26 ДЕКАБРЯ. Два с половиной дня – правда, не полностью – я был один, и вот я уже если и не преобразован, то на пути к тому. Одиночество имеет надо мною никогда не пасующую силу. Мое нутро расслабляется (пока только поверхностно) и готово раскрыться. Во мне начинает устанавливаться маленький порядок, а в этом-то я больше всего и нуждаюсь, ибо при небольших способностях нет ничего хуже, чем беспорядок.
27 ДЕКАБРЯ. У меня нет больше сил написать хоть одну фразу. Да если бы речь шла о словах, если б можно было, прибавив одно слово, отвернуться в спокойном сознании, что это слово целиком наполнено тобою.
Часть послеобеденного времени проспал; когда бодрствовал, я лежал на диване, вспоминал некоторые любовные переживания юношеской поры, с досадой задержался на одной упущенной возможности (я лежал тогда слегка простуженный в постели, и гувернантка читала мне «Крейцерову сонату», наслаждаясь при этом моей возбужденностью), представил себе свой вегетарианский ужин, был доволен своим пищеварением и испытывал опасения, хватит ли света моих глаз на всю мою жизнь.
28 ДЕКАБРЯ. Когда я несколько часов веду себя по-человечески, как сегодня с Максом и позже у Баума, то перед сном уже исполнен высокомерия.
4 ЯНВАРЯ. «Вера и родина» Шёнгерра.
У посетителей галереи подо мной пальцы мокрые от вытирания глаз.

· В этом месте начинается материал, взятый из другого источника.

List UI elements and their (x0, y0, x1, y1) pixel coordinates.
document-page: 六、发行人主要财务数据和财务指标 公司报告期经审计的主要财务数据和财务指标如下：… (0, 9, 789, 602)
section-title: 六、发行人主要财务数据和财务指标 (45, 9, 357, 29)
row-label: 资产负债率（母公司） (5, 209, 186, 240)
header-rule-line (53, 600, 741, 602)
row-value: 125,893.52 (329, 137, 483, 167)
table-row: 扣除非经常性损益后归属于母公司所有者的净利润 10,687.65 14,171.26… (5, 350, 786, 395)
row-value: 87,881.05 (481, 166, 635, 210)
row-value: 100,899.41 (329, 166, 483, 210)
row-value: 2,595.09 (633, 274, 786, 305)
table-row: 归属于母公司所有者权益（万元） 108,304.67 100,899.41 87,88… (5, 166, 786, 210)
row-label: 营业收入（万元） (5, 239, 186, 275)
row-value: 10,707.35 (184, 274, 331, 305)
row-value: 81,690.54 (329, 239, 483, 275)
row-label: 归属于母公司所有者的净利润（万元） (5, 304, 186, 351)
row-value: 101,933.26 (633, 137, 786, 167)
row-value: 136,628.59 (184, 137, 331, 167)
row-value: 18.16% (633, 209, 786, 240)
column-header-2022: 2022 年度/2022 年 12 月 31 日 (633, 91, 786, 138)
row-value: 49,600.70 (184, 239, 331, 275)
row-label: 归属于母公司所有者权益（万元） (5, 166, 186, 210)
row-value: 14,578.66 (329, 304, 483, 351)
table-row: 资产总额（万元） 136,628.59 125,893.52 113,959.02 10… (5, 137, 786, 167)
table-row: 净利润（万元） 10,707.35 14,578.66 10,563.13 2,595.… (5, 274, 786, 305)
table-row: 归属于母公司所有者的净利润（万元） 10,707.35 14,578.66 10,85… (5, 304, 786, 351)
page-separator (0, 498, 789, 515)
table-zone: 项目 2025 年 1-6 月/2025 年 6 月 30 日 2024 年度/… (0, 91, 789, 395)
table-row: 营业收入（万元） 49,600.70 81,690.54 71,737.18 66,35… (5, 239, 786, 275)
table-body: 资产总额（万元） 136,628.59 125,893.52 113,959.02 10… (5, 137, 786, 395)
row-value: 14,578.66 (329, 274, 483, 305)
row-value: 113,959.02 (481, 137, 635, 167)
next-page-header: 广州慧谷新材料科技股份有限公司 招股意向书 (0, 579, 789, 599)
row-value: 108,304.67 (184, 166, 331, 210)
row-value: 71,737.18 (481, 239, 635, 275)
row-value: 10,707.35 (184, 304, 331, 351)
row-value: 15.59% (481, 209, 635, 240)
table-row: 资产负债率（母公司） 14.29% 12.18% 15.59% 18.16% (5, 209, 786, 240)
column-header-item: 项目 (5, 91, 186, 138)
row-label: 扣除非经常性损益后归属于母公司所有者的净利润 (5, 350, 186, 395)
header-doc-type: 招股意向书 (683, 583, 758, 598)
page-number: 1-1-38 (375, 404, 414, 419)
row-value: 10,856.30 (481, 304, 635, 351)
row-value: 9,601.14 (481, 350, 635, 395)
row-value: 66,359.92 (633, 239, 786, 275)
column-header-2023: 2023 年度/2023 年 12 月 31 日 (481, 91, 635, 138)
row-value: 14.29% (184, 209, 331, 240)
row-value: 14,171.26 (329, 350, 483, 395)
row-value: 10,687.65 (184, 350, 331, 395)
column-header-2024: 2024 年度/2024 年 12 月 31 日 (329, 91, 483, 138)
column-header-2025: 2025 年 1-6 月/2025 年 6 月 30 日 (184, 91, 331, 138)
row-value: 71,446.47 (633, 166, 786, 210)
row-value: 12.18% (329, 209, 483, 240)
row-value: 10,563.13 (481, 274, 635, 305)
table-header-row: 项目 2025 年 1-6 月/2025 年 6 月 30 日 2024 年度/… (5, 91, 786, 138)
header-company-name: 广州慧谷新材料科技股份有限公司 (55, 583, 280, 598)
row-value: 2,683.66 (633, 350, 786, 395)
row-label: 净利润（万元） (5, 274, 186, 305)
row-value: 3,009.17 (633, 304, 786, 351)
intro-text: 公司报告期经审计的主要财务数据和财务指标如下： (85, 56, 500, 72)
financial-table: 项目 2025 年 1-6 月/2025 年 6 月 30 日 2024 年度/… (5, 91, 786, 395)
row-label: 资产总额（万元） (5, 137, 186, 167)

7 ЯНВАРЯ. Сестра Макса так влюблена в своего жениха, что пытается с каждым посетителем поговорить по отдельности, ибо с каждым отдельно можно лучше выговориться о своей любви и повториться.
Словно волшебные силы – ибо ни внешние, ни внутренние обстоятельства, в настоящее время куда более благоприятные, нежели год тому назад, не мешали мне – удерживали меня в течение целого свободного дня (сегодня воскресенье) от того, чтобы писать.
Мне утешительно открылись некоторые новые знания о несчастном создании, каким я являюсь.
12 ЯНВАРЯ. В эти дни я многого не записал о себе, отчасти из лени (я теперь много и крепко сплю днем, во время сна я приобретаю больший вес), отчасти также из страха выдать свои познания о себе. Этот страх оправдан, ведь самопознание лишь тогда заслуживает быть зафиксированным в записи, когда оно может осуществиться с максимальной полнотой, с пониманием всех, вплоть до второстепенных, последствий, а также с полнейшей правдивостью. Если же оно осуществляется не так, – а я, во всяком случае, так не умею, – тогда записанное по собственному усмотрению, приобретя могущество именно благодаря фиксации, выдает вскользь почувствованное за истинное чувство и ты лишь запоздало осознаешь всю бесполезность записанного.
НЕСКОЛЬКО ДНЕЙ ТОМУ НАЗАД – Леони Фриппон, кабаретистка из «Города Вены». Прическа – перехваченная лентой куча локонов. Скверный корсаж, очень поношенное платье, но очень красива в своих трагических движениях, напряженные веки, выразительные движения длинных ног, умелое вытягивание рук вдоль тела, роль несгибаемой шеи в двусмысленных позах. Песня: коллекция пуговиц в Лувре.
Шиллер, нарисованный Шадовым в 1804 г. в Берлине, где его пышно чествовали. Крепче, чем за этот нос, лицо не ухватить. Нос несколько оттянут книзу вследствие привычки во время работы теребить его. Дружелюбный, с немного впалыми щеками человек, бритое лицо делает его похожим на старика.
14 ЯНВАРЯ. Роман «Супруги» Берадта. Плохой язык. Все время внезапно зачем-то появляется автор, например: все были веселы, но присутствовал один, который не был весел. Или: и вот пришел некий господин Штерн (которого мы уже знаем до мозга его романных костей). Подобное есть и у Гамсуна, но там это столь же естественно, как сучки на дереве, здесь же это капают на действие, как модное лекарство на сахар. Внимание беспричинно приковывается к каким-то странным оборотам. Например: он трудился над ее волосами, трудился и снова трудился. Отдельные лица, хотя и не освещены новым светом, видны хорошо, настолько хорошо, что местами даже недостатки не мешают. Второстепенные персонажи большей частью безнадежны.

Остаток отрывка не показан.